1 Shaun Gallagher (2017: cap. 4), nel ridurre l'atteggiamento intenzionale di Dennett a una forma di neo- comportamentismo, perché incapace a suo avviso di rendere conto di un'intenzionalità originale – nel senso di non attribuita dall'esterno –, sembra fare l'errore opposto di quanti, nello scorso capitolo, vedevamo considerare la teoria della coscienza di Dennett in indipendenza da quella del contenuto: Gallagher, qui, sta considerando la teoria del contenuto di Dennett in indipendenza da quella della coscienza. Il che non significa, comunque, che Dennett rivendichi una qualche forma di intenzionalità originaria nel senso di non derivata (cfr. il chiamare in causa una Ur-Intenzionalità da parte di Hutto e Myin 2017), al contrario: vedi supra 3.2.5.

forse, esplicitamente o implicitamente, le leggi di Keplero e di Newton? Dennett, lo vedevamo, non avrebbe problemi a condividere con lui una risposta negativa a tale domanda, senza escludere però con questo che si possa parlare di contenuto: il sistema solare, infatti, può benissimo essere detto rappresentare tacitamente quelle leggi. Non diversamente in semiotica: il sistema solare e le equazioni dei fisici infatti, senza che il primo sia una rappresentazione esplicita o implicita delle seconde, stanno in una relazione di interpretanza tale per cui, sotto un certo rispetto, incarnano esattamente una stessa forma di relazione (cfr. Paolucci 2010: 4.11).

Non solo, data una simile problematica nozione di contenuto sono condotti a distinguere una varietà di contenuti che differiscono in natura – contenuto rappresentazionale vs fenomenico. Una distinzione che Dennett, così come la semiotica, non è costretto a fare. Non c'è niente di più, niente di sopravveniente rispetto alle molteplici discriminazioni, che sono poi altrettanti giudizi2,

continuamente compiute dal sistema cognitivo, e più o meno coscienti a seconda del peso politico che riusciranno a ottenere – in base a pregnanza biologica, salienza contestuale, storia individuale delle pertinenze, obiettivi della pratica in corso... Allo stesso modo, in Peirce, non c'è genere di cognizione, sensazioni ed emozioni comprese, che non sia riconducibile ad una medesima forma comune, quella dell'inferenza valida; e come vedevamo nel secondo capitolo il qualitativo era inteso differire soltanto in grado dal quantitativo, essendo nient'altro che una discriminazione meno fine, più binaria e discreta – da cui il riconoscimento di una maggiore sensibilità alla parte non cosciente della mente3.

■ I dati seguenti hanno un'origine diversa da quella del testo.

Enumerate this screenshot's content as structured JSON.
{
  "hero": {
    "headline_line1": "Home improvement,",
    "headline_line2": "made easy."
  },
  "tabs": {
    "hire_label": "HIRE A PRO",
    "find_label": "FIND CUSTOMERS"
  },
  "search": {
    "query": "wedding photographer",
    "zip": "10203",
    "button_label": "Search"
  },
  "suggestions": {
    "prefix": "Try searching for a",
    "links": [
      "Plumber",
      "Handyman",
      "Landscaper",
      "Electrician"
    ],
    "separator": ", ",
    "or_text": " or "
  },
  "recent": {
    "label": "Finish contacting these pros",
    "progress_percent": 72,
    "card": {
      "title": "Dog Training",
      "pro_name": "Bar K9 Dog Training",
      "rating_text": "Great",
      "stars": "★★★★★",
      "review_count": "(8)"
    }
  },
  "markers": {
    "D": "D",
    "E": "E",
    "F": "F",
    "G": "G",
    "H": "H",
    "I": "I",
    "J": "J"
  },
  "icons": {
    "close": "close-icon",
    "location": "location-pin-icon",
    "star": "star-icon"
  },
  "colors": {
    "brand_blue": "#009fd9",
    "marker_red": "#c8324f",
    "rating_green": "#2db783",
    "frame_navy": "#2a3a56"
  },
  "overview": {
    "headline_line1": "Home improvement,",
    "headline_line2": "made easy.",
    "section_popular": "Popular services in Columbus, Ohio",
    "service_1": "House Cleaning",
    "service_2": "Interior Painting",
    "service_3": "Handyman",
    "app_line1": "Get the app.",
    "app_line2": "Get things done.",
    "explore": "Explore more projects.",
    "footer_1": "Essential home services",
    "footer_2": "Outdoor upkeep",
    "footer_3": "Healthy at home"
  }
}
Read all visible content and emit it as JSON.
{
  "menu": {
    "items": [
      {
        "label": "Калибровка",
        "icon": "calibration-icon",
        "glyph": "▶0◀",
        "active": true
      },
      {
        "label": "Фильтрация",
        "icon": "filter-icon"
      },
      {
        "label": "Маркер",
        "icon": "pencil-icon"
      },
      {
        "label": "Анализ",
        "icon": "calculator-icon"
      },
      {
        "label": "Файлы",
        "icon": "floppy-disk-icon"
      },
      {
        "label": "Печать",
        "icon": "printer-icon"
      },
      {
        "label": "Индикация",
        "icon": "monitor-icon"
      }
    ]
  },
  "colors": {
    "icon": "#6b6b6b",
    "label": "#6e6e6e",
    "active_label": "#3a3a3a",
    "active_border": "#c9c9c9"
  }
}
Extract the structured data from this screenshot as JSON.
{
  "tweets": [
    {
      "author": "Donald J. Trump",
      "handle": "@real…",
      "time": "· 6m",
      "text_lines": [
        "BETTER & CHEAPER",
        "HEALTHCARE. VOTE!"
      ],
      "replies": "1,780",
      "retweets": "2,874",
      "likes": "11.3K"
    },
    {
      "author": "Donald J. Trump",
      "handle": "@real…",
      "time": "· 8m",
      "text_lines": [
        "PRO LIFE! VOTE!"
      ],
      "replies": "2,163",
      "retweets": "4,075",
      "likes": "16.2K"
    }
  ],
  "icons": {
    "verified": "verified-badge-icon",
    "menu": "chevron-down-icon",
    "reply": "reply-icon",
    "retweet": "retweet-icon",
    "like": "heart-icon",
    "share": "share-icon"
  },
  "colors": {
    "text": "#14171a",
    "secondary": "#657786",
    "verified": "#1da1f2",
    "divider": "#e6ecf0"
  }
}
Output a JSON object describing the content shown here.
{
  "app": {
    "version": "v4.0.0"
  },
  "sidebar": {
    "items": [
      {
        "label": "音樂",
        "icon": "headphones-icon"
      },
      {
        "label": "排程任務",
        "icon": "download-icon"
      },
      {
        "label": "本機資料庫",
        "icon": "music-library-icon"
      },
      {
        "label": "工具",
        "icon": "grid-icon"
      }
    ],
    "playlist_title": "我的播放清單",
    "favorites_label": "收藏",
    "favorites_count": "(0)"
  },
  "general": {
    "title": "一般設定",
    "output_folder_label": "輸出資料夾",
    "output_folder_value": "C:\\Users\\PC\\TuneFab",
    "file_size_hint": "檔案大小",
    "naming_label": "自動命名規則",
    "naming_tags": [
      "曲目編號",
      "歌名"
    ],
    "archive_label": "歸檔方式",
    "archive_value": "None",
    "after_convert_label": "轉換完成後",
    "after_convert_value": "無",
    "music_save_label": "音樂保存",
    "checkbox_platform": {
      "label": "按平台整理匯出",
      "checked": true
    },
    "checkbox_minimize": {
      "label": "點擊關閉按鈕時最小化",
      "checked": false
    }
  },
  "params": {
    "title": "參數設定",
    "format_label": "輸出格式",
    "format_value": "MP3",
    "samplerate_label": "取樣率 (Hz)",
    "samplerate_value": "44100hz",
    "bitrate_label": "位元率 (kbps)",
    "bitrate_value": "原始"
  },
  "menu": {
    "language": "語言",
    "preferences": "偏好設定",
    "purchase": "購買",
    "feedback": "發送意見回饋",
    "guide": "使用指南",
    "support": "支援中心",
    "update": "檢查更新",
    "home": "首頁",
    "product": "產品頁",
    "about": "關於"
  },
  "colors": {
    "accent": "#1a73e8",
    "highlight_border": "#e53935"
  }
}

2 Cfr. CP 7.629: p. 374, “Telepathy and Perception”, 1903, traduzione mia: “Il giudizio percettivo, allora, non soddisfa abbastanza accuratamente la condizione di costringimento né quella di irrazionalità, come dovrebbe per aver giusto titolo ad essere considerato un prodotto della percezione. Ma le differenze sono così minuscole e così logicamente non importanti che converrà trascurarle. Forse mi si potrebbe dare il permesso di inventare il termine percipuum per includere sia il percetto che il giudizio percettivo”: il solo percetto, infatti, mancherebbe di quella categoria della Terzità che, come le altre due del resto, è necessaria al dispiegarsi di qualsivoglia esperienza.

3 Come già evidenziato nei due scorsi capitoli, le affinità tra teoria dennettiana e peirciana sono numerose: rispetto alla coscienza, in particolare, l'impossibilità di stabilire un punto o una linea d'arrivo che possa decidere in maniera assolutamente indipendente dalle disposizioni a reagire, dagli abiti che comporta, cosa è cosciente e cosa non lo è, corrisponde perfettamente al suo necessario svolgersi in un tempo tecnicamente continuo su cui vedevamo, in 2.3, insistere Peirce. E dato che, secondo Peirce, “Dire […] che il pensiero non può avvenire in un istante, ma richiede tempo, è un altro modo per dire che ogni pensiero dev'essere interpretato in un altro pensiero, ovvero che ogni pensiero è in segni” (CP 5.253: trad.